Companies are staying private longer. Private equity has outperformed the S&P 500 across five-, 10-, 15-, and 20-year timeframes, according to a December 2025 American Investment Council analysis based on PitchBook data. IPO activity has slowed. The SpaceX offering illustrates demand: retail investors submitted over $70 billion in orders by June 12, Bloomberg reported, as SpaceX targets a $1.8 trillion valuation. Our earlier piece covered the SpaceX tokenized IPO.

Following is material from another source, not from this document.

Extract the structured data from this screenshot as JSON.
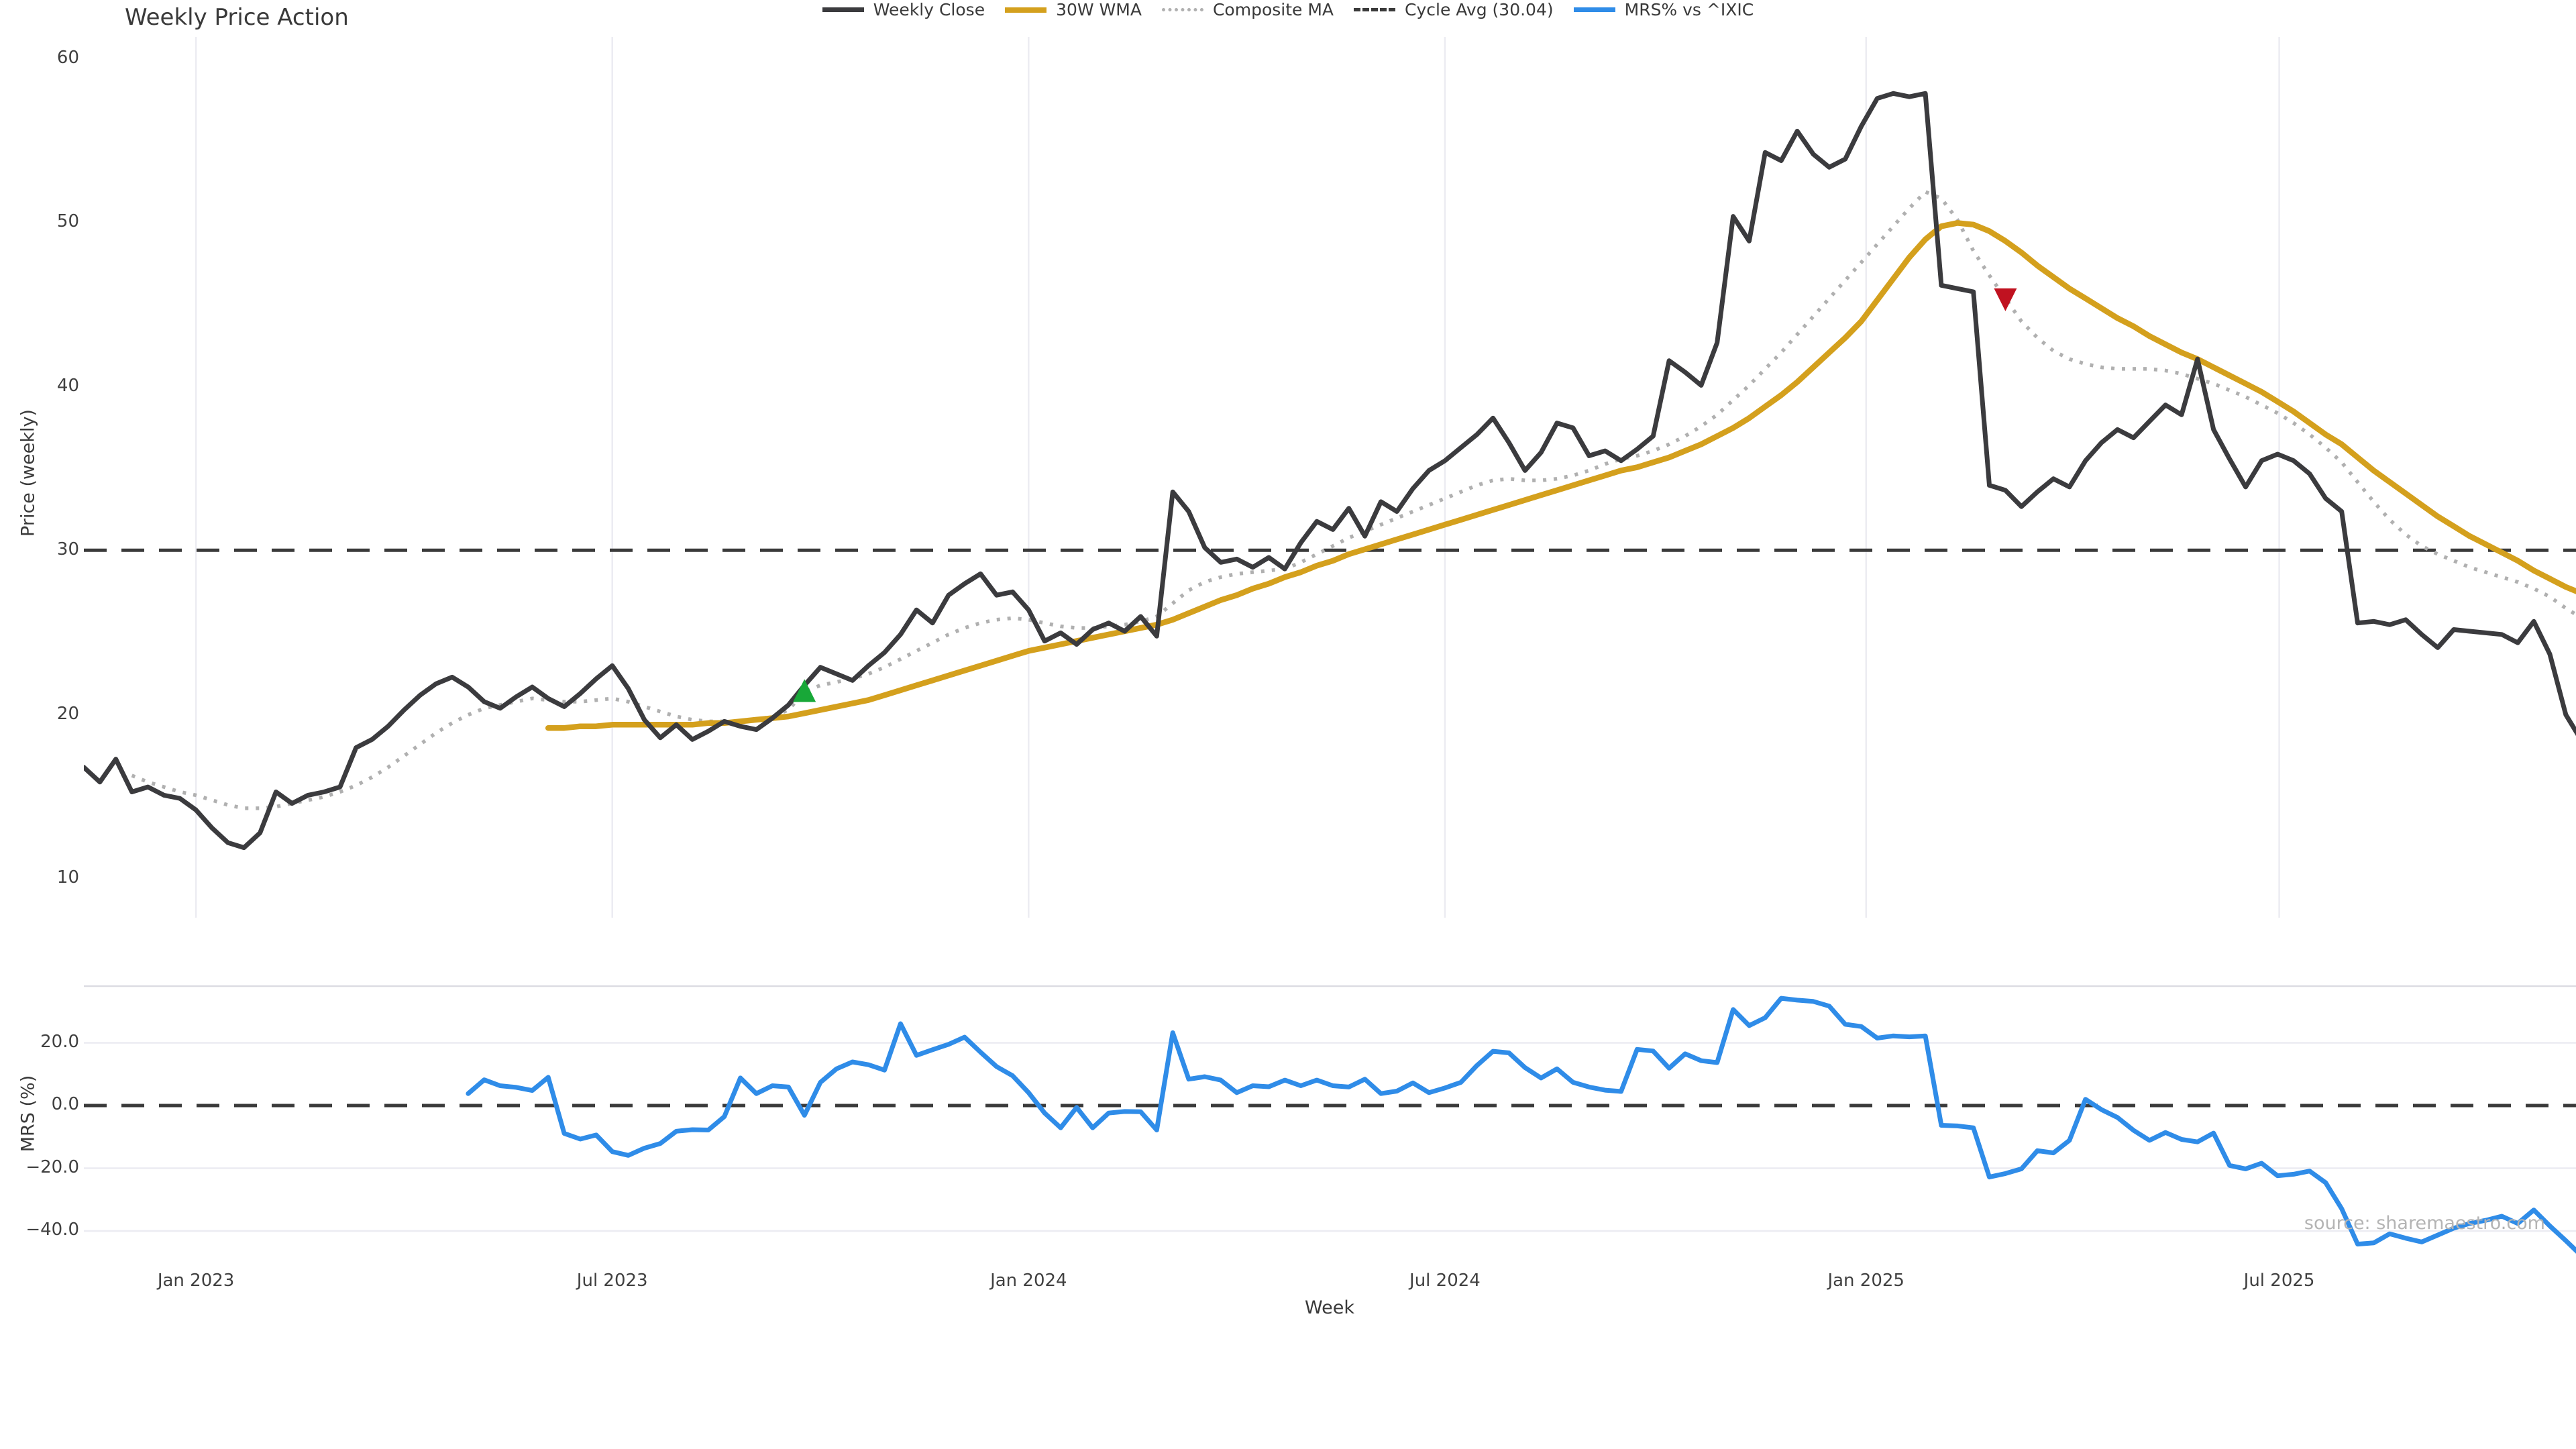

Several fintech firms, including Robinhood, have offered tokenized products tied to private companies like OpenAI. Those products typically give indirect economic exposure, not ownership. OpenAI warned investors the tokens do not represent equity. Citi's approach gives direct ownership, though companies retain voting and cap-table control.
The platform initially targets foreign investors. U.S. access is planned for later.
Artem Korenyuk, a digital asset executive at Citi, said the marketplace lets investors hold private company shares “right next to their Apple stock.”
Citi said it is in talks with multiple prominent private companies about listing shares on the platform and is evaluating expansion to other blockchain networks.